As the BBC reports, this latest decision was the result of a challenge of the original ruling by the plaintiff, Ed Bridges of Cardiff, and civil rights group Liberty, on the basis that Mr. Bridges’ human rights had been violated and he had been caused distress by having his facial biometric data captured and stored on two separate occasions without his knowledge or consent.
The court upheld three of the five points that were raised during the appeal process, ruling that there was no clear indication as to where South Wales Police could use the AFR technology and who could be placed on a watch list by the force, that the data protection impact assessment was deficient, and that reasonable steps to ensure the tech didn’t exhibit gender or racial bias were not taken.
“I’m delighted that the court has agreed that facial recognition clearly threatens our rights,” said Bridges. “For three years now, South Wales Police has been using it against hundreds of thousands of us, without our consent and often without our knowledge,” he added.
“[This ruling is a] major victory in the fight against discriminatory and oppressive facial recognition,” said Liberty lawyer Megan Goulding. “It is time for the government to recognise the serious dangers of this intrusive technology. Facial recognition is a threat to our freedom – it has no place on our streets.”
The ruling comes during a turbulent time in the evolution of facial recognition, with a widening gap between the controversial surveillance applications of the technology – such as the AFR used in the South Wales case – and the increasingly essential, privacy-forward authentication use cases. The mainstreaming of face authentication has accelerated in recent months as the COVID-19 pandemic has forced people and enterprises around the globe to opt for contactless forms of authentication both in remote work and physical office situations. Meanwhile, the surveillance applications are facing increasing scrutiny in the shadow of new and emerging regulations.
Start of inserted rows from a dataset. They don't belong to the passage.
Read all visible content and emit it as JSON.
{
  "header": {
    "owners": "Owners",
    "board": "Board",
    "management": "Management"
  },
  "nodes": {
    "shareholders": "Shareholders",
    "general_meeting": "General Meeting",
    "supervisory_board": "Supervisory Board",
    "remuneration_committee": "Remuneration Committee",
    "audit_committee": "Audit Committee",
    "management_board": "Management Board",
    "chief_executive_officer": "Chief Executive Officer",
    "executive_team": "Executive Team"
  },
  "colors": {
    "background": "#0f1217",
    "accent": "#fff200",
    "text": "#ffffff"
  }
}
Responding to the ruling, South Wales police has said it would not be appealing the findings, and highlighted the usefulness of the tech in helping apprehend suspects.
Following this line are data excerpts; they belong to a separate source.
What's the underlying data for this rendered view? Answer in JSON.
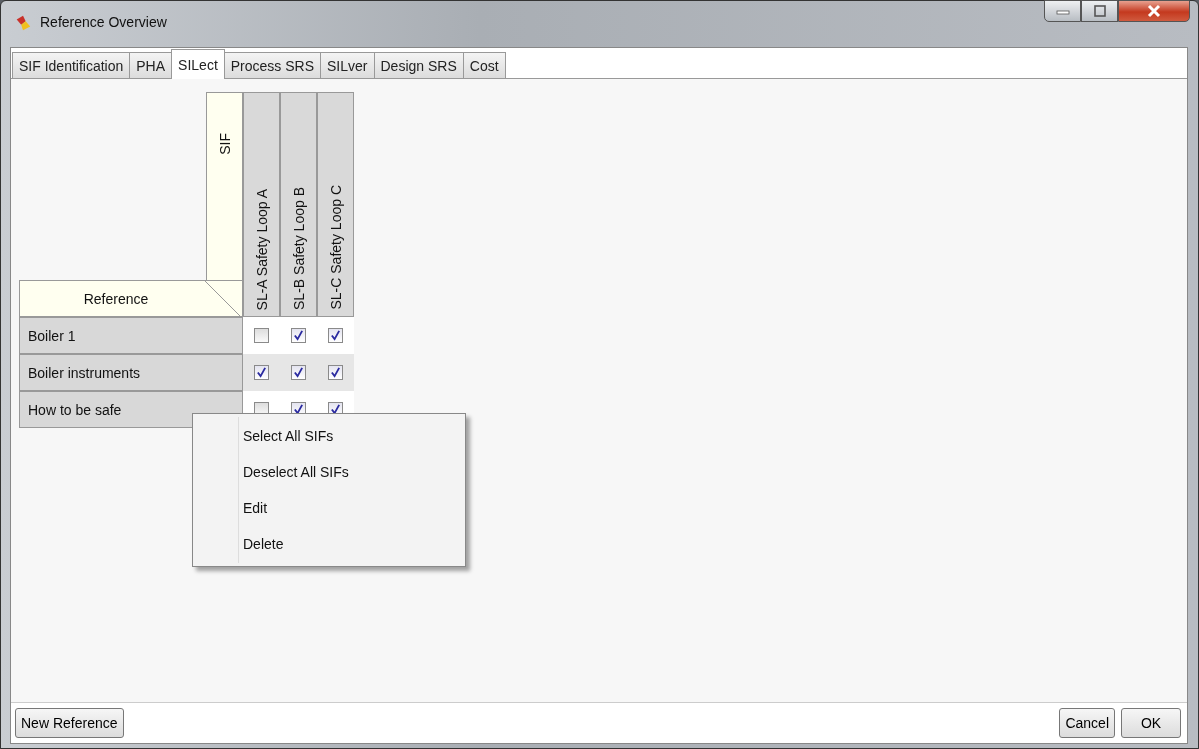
{
  "window": {
    "title": "Reference Overview"
  },
  "tabs": [
    {
      "label": "SIF Identification",
      "selected": false
    },
    {
      "label": "PHA",
      "selected": false
    },
    {
      "label": "SILect",
      "selected": true
    },
    {
      "label": "Process SRS",
      "selected": false
    },
    {
      "label": "SILver",
      "selected": false
    },
    {
      "label": "Design SRS",
      "selected": false
    },
    {
      "label": "Cost",
      "selected": false
    }
  ],
  "matrix": {
    "row_header": "Reference",
    "column_header": "SIF",
    "columns": [
      "SL-A Safety Loop A",
      "SL-B Safety Loop B",
      "SL-C Safety Loop C"
    ],
    "rows": [
      {
        "label": "Boiler 1",
        "checks": [
          false,
          true,
          true
        ]
      },
      {
        "label": "Boiler instruments",
        "checks": [
          true,
          true,
          true
        ]
      },
      {
        "label": "How to be safe",
        "checks": [
          false,
          true,
          true
        ]
      }
    ]
  },
  "context_menu": {
    "items": [
      "Select All SIFs",
      "Deselect All SIFs",
      "Edit",
      "Delete"
    ]
  },
  "buttons": {
    "left": "New Reference",
    "cancel": "Cancel",
    "ok": "OK"
  }
}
“The test of our ground-breaking use of this technology by the courts has been a welcome and important step in its development,” said South Wales Police Chief Constable Matt Jukes. “I am confident this is a judgment that we can work with.”
The police force has reportedly been using AFR for three years, trialing it mostly a large events like pro sports games, concert and other large venues within its jurisdiction.
The force said that its use of AFR has led to sixty one arrests of people for offences ranging from robbery and violence, to court warrants, and stated that it was “proud of the fact there has never been an unlawful arrest as a result of using the technology in South Wales,” and that it is still “completely committed to its careful development and deployment.”
Liberty barrister Dan Squires QC countered by arguing that is the potential use of the tech that is the issue, not how its has been employed in practice thus far, saying that there are insufficient safeguards in place within the current legal system to protect individuals from having their biometric data captured unlawfully.
“It’s not enough that it has been done in a proportionate manner so far,” he said.
Though the ruling is expected to impact the use of facial recognition technology beyond South Wales Police – London’s Met has been using similar technology – it does not eliminate it as a tool, and it is still unclear what impact it will have.
The ruling does however indicate that going forward officers will be required to clearly document who they are looking for and any evidence they have the indicates their target is likely to be in an area that is being monitored.
Additionally, any software that is used will need to be tested to ensure it doesn’t exhibit any racial or gender biases, though no further details have been provided thus far on how exactly that will be done.